Nate rolled his eyes, plucked the tongs from her hand, and got her a Danish.
Reluctantly, she muttered, “Cheers.”
“So, the shopping list was a cool idea,” he said, as they wandered toward the next aisle.
Hannah tried not to smile. “I can’t claim credit. I believe they’ve been popular for centuries at least.”
“You know, you could just take the compliment.”
“Oh, was that a compliment?” she asked innocently. While internally she screamed It better not have been a compliment, because I’m too high-strung to deal with attractive men who occasionally devour me with their eyes and infrequently compliment me with their… mouths.
“Yeah,” he said. “I’m glad you’re mostly in charge of food now. You actually make real meals.”
“You make real meals.”
“I plonk as many of the necessary food groups on a plate as I can,” he corrected. “You cook shit that makes sense, like… like curry.”
“It’s true,” she said mildly. “I am an eminently sensible cook.”
Hannah was used to her sense of humour going completely unnoticed. She constantly made what she thought of as jokes, only to have those around her take each word completely seriously.
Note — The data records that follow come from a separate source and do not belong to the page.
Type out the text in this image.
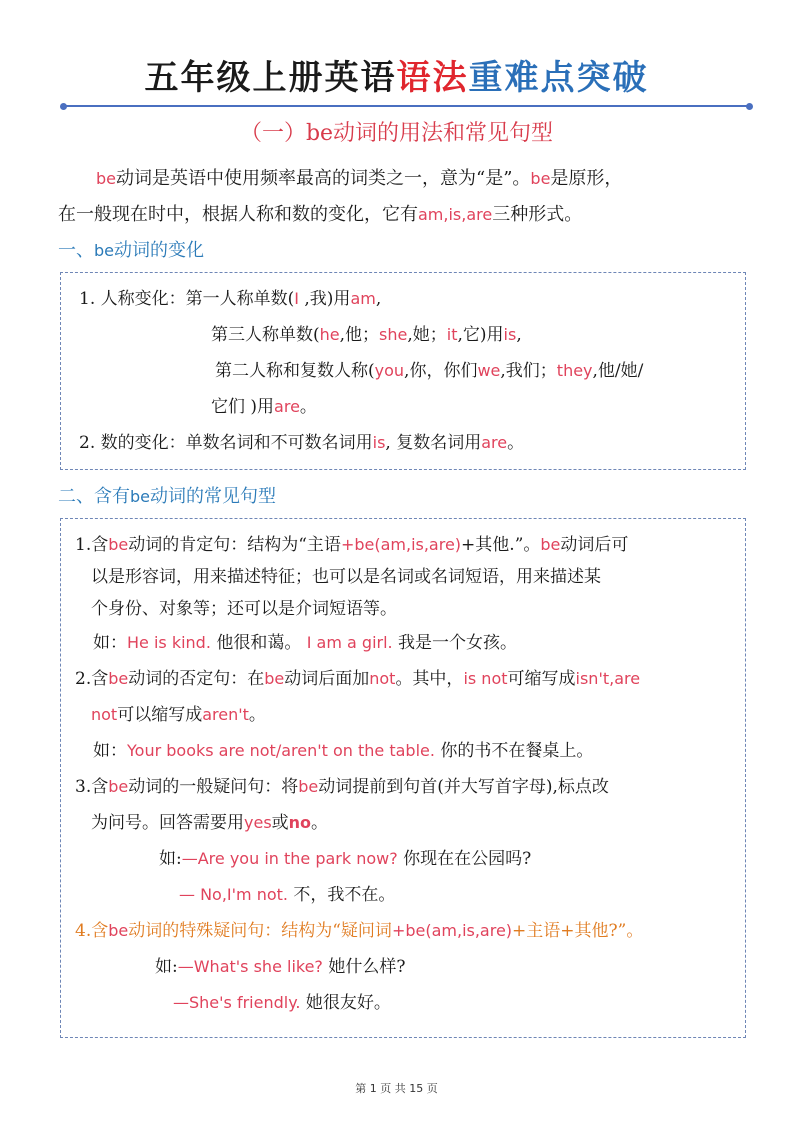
五年级上册英语语法重难点突破
（一）be动词的用法和常见句型
be动词是英语中使用频率最高的词类之一，意为“是”。be是原形，
在一般现在时中，根据人称和数的变化，它有am,is,are三种形式。
一、be动词的变化
1. 人称变化：第一人称单数(I ,我)用am,
第三人称单数(he,他；she,她；it,它)用is,
第二人称和复数人称(you,你，你们we,我们；they,他/她/
它们 )用are。
2. 数的变化：单数名词和不可数名词用is, 复数名词用are。
二、含有be动词的常见句型
1.含be动词的肯定句：结构为“主语+be(am,is,are)+其他.”。be动词后可
以是形容词，用来描述特征；也可以是名词或名词短语，用来描述某
个身份、对象等；还可以是介词短语等。
如：He is kind. 他很和蔼。 I am a girl. 我是一个女孩。
2.含be动词的否定句：在be动词后面加not。其中，is not可缩写成isn't,are
not可以缩写成aren't。
如：Your books are not/aren't on the table. 你的书不在餐桌上。
3.含be动词的一般疑问句：将be动词提前到句首(并大写首字母),标点改
为问号。回答需要用yes或no。
如:—Are you in the park now? 你现在在公园吗?
— No,I'm not. 不，我不在。
4.含be动词的特殊疑问句：结构为“疑问词+be(am,is,are)+主语+其他?”。
如:—What's she like? 她什么样?
—She's friendly. 她很友好。
第 1 页 共 15 页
She had decided long ago that her comedic delivery was simply too atrocious to save.
So when Nate laughed, she thought that she must be hallucinating or something.
But she wasn’t.
Nate had no idea why Hannah seemed to think that he would let her carry the shopping. But she did get strange ideas in her head, sometimes, bless her.
Still, once he made his position on bag-carrying clear, she didn’t argue. Instead, she took great satisfaction in ordering him about, telling him exactly how to unpack everything in his own bloody kitchen. And he took even greater satisfaction in her casual bossiness and easy smiles and the way she rolled her eyes at his teasing, because it meant he hadn’t ruined anything. She didn’t know he was currently suffering through a mortifyingly creepy attraction to the woman he paid to watch his kids. In her mind, the two of them were… friends, maybe. Close enough to talk and joke like this, anyway.
And that felt fucking fantastic.
“It’s amazing how much more smoothly things go,” she mused from the kitchen island, “when I have someone large and obedient to hand.”
“I am not obedient,” he grumbled, as he arranged the fruit juice in the precise order she’d asked for.
“Obedient,” Hannah repeated. “Like a well-behaved child—”
Nate growled. It was an excellent way to hide how much fun he was having, and also how much he’d like to put her over his knee.
“—with unusual strength,” she finished. “Are you growling at me?”